The Pact was again a political agreement, not a constitutional amendment. The District Councils Bill was drafted but withdrawn under pressure from the Sri Lanka Freedom Party in opposition and from intra-coalition partners. By 1968 the Federal Party had withdrawn from the governing coalition, citing non-implementation.
§2Why it failed
The mechanism of failure was nearly identical to 1957: a Sinhalese-majority government that signed the Pact faced organised political and religious mobilisation against its substantive operationalisation, and the government chose to retain office by withdrawing from the Pact rather than to retain the Pact by spending political capital on it.
The 1965 record is decisive for the structural reading because it isolates the variable. The 1957 abrogation had been read by some contemporaries as specific to the SLFP / Bandaranaike government and its political base.

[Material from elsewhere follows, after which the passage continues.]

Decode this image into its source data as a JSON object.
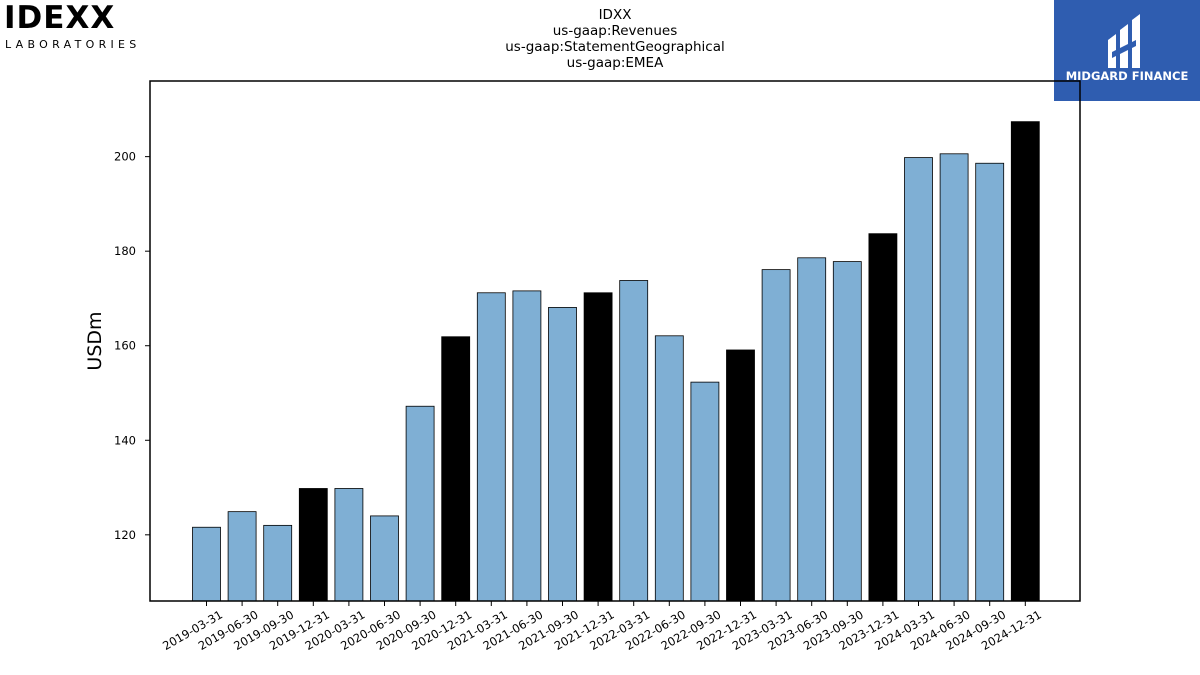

The 1965 abandonment under a UNP / Senanayake government, by an SLFP-led opposition, established that the pattern was structural to the unitary state and its electoral incentives, not specific to any one party.
§3Why it sits at narrowing-step 6
By step 6 the model of pact-making between Prime Minister and Tamil parliamentary leader has been attempted under both major Sinhalese-majority parties and has failed under both. The pathway is closed not by Tamil withdrawal but by majoritarian withdrawal. Subsequent narrowing-steps move to constitutional architectures (1972 Constitution at step 5, 13th Amendment at step 11) precisely because the bilateral pact route has now been exhausted on both sides of the major Sinhalese-majority political divide.